Ces barèmes n’ont pas de pouvoir contraignant et sont là uniquement pour apporter des éléments indicatifs. Donc, les experts ne sont pas tenus de les appliquer à la lettre. Ainsi, comme pour toutes les étapes d’une procédure de demande d’indemnisation, il est nécessaire d’être bien entouré. Et aussi étonnant que cela puisse paraître, les barèmes peuvent en réalité donner une évaluation de l’indemnisation inférieure à celle à laquelle les victimes ont réellement droit.

N’oublions pas qu’il existe différents barèmes qui donnent des résultats différents. Par exemple, pour un DFP (déficit fonctionnel permanent) de 20% à l’âge de 30 ans, un barème peut donner une indemnisation de 40 000€ quand un autre pourra indiquer 60 000 €.

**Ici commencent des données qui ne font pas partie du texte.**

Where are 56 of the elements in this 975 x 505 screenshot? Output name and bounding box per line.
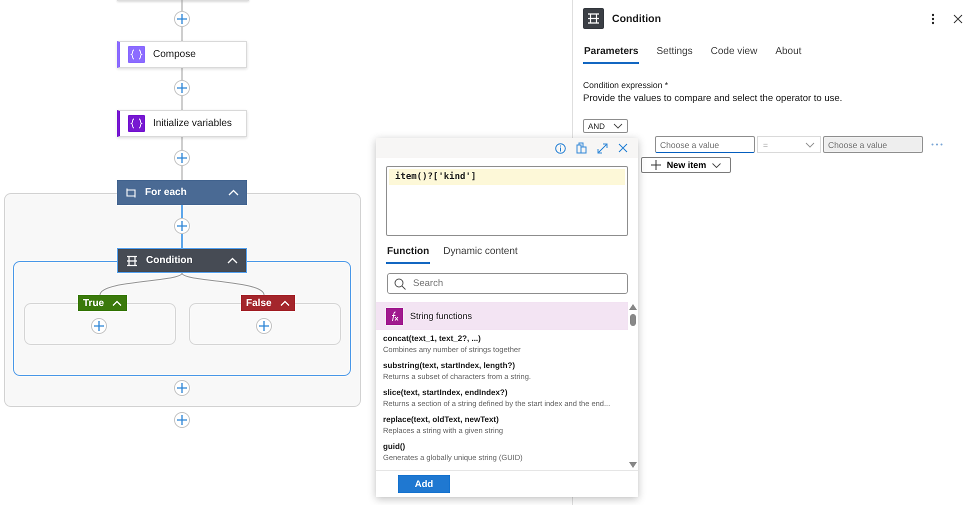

Alors, bien qu’il soit tentant de calculer soi-même son indemnisation, cette approche présente de nombreuses limites. Et elle peut facilement induire en erreur la victime en quête de réponses. Malgré l’insoutenable l’attente, elle ne pourra les obtenir entièrement qu’au moment du dénouement de la procédure.

Hadrien Muller, Avocat au Barreau de Paris, Spécialisé en droit du dommage corporel.